She was the eldest daughter of Prince Pedro de Alcântara of Orléans and Bragança, claimant to the title of Prince of Grão Pará, son of the celebrated Princess Imperial of Brazil, Dona Isabel, "The Redemptress". Her mother Elisabeth was the daughter of Johann Wenzel, Count Dobrzensky von Dobrzenicz.
Isabelle first met her future husband, and cousin, Prince Henri of Orléans, when she was eight. They both descended from King Louis Philippe of France and his wife Marie-Amélie, a Princess of Bourbon-Two Sicilies. Henri was the only son of Prince Jean, Duke of Guise, and Princess Isabelle of Orleans.
The wedding took place at the Church of Santa Rosalia, Palermo, on April 8 1931, in the presence of a large number of royal guests from France, Portugal, Spain, Italy, Greece and Denmark.
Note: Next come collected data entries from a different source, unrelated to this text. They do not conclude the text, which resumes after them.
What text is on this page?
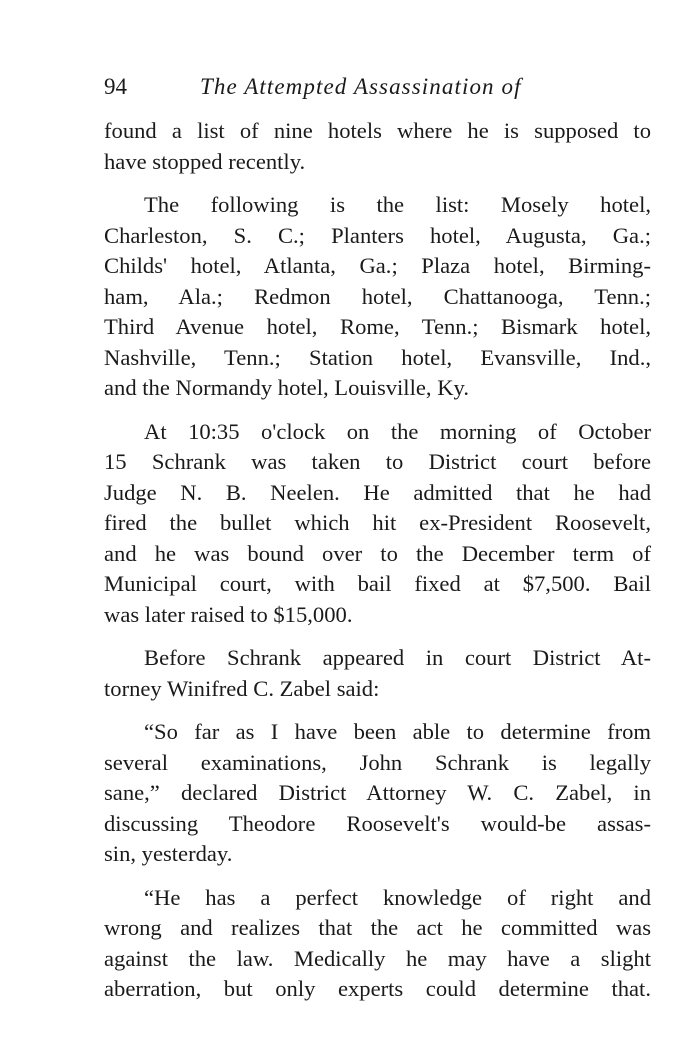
94	The Attempted Assassination of
found a list of nine hotels where he is supposed to
have stopped recently.
The following is the list: Mosely hotel,
Charleston, S. C.; Planters hotel, Augusta, Ga.;
Childs' hotel, Atlanta, Ga.; Plaza hotel, Birming-
ham, Ala.; Redmon hotel, Chattanooga, Tenn.;
Third Avenue hotel, Rome, Tenn.; Bismark hotel,
Nashville, Tenn.; Station hotel, Evansville, Ind.,
and the Normandy hotel, Louisville, Ky.
At 10:35 o'clock on the morning of October
15 Schrank was taken to District court before
Judge N. B. Neelen. He admitted that he had
fired the bullet which hit ex-President Roosevelt,
and he was bound over to the December term of
Municipal court, with bail fixed at $7,500. Bail
was later raised to $15,000.
Before Schrank appeared in court District At-
torney Winifred C. Zabel said:
“So far as I have been able to determine from
several examinations, John Schrank is legally
sane,” declared District Attorney W. C. Zabel, in
discussing Theodore Roosevelt's would-be assas-
sin, yesterday.
“He has a perfect knowledge of right and
wrong and realizes that the act he committed was
against the law. Medically he may have a slight
aberration, but only experts could determine that.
Princess Isabelle wore a wedding gown created by Worth, and a beautiful diadem designed for the occasion from the jewel collection of the late Duchess of Guise. After the ceremony the wedding procession returned to the Palais d'Orléans in Palermo, for a reception for 1,200 guests, before which the couple appeared on the balcony.
Madame gave birth to five sons and six daughters between 1932 and 1948. Of these, François was killed in the Algerian War in 1960, and Thibaut was killed hunting in Africa in 1983. Nine of them married into royal or noble houses. In 1950 the French Government revoked the Law of Exile, after which the family lived at the Manor of Coeur-Volant at Louveciennes, just outside Paris. The Comte de Paris now took a more active role in French politics, issuing a monthly bulletin and setting up two foundations.
The Comte de Paris died on the 19th June 1999, on the day of the civil wedding ceremony of his grandson HRH Prince Eudes, Duke of Angoulême, to Marie-Liesse de Rohan Chabot. Madame later celebrated her 90th birthday in rather grand style, with several celebrations in her beloved Eu in 2001. She died on the 5th July 2003, on what would have been the birthday of her husband, and is survived by nine of her 11 children and more than 100 grand-children and great-grandchildren.
We celebrate Madame's happiness, her radiant and captivating smile, the impressive blue light of her eyes and her unique presence with a series of pictures from different moments of her life. Most pictures were made during Madame's presence at different gatherings of European royalty, such as the weddings of her own children, where her elegance and her "joie de vivre" was always noted. As we celebrate Madame's life with this humble tribute, we hope she will rest in peace.